Q&A with Poetry Contributor Sasha West

Sasha West’s first book, Failure and I Bury the Body, won the National Poetry Series and a Texas Institute of Letters First Book of Poetry Award. She is on the faculty at St. Edward’s University in Austin, Texas. Her poems "Leviathan" and "To Fix the Ache" are featured in the Winter 2017 Premium Edition of Carve. Preorder or subscribe by Sunday, January 22, for special savings and discounts.

Can you tell us a little bit about the metaphor of leviathan dogs? How did the image come to you? Could you imagine seeing them?

I did actually dream about giant dogs when I was pregnant. To say the dreams were vivid is an understatement — my sense of the dogs was deeply physical, visceral. So I set myself the task of trying to bring that sense of their bulk and force into the poem as part of the experience of the bodily changes in pregnancy. Even though the dream preceded the poem, I feel like images in any poem I write become as real to me as images I see (dreamed or not).

We enjoyed the surrealism of “Leviathan” and equally enjoyed its real and moving ending. Do you read surrealist poetry?

Thank you for saying that. Yes, I do read surrealist poetry. I’m interested in poems that navigate leaps in imagination, ones that force us to see the world as more than the ordinary. If one of poetry’s gifts is to allow us different access to the experience of life, then we contemporary poets are fortunate to have so many tools at our disposal for those shifts in thinking — surrealism being just one of them.

“To Fix the Ache” has some wonderful leaps.
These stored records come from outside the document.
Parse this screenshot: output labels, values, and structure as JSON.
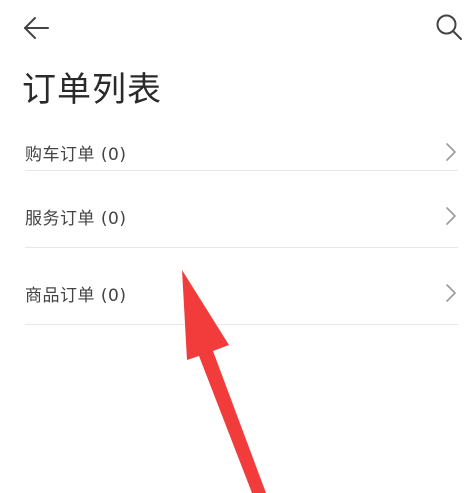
{
  "header": {
    "back_icon": "arrow-left-icon",
    "search_icon": "search-icon"
  },
  "page": {
    "title": "订单列表"
  },
  "orders": [
    {
      "label": "购车订单 (0)",
      "icon": "chevron-right-icon"
    },
    {
      "label": "服务订单 (0)",
      "icon": "chevron-right-icon"
    },
    {
      "label": "商品订单 (0)",
      "icon": "chevron-right-icon"
    }
  ],
  "annotation": {
    "type": "red-arrow",
    "color": "#f23c3c"
  }
}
Is this typical in your poetry?

I wish I could tell you what is typical in my poetry! It seems to me that every poem, every piece of content, calls upon a different process, a different kind of form. Even though this poem isn’t at all a ghazal, that’s the ghost form I had in mind while I was working on it. I love the idea of that form both in its repetition and in the way it calls for a break between each stanza, as if a stanza finishes and then hits the reset button on the world of the poem. While the stanzas in “To Fix the Ache” became linked in later drafts, I think the image worlds in the poem still investigate that kind of constant turning.
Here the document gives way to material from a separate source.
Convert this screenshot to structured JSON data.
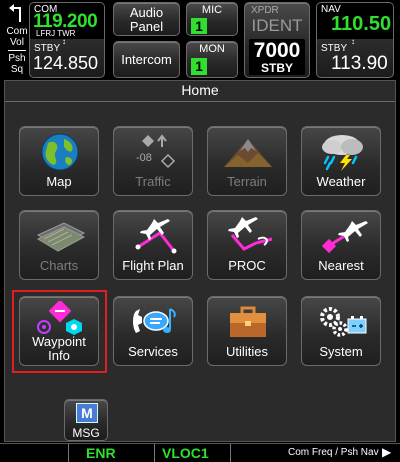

“And he left and kept leaving / all night…” is a lovely concept, situated in a capable and apt line break. The line becomes its own example of how a person recollects an event over and over and could also represent the simple act of leaving and returning. What did you hope the reader might experience in that line?

For me, it was more your first reading — the way the action of some events physically ends in the world long before the event ends in our mind. I think all loss has an echo and an endlessness. I’m glad the line break helped you to experience that.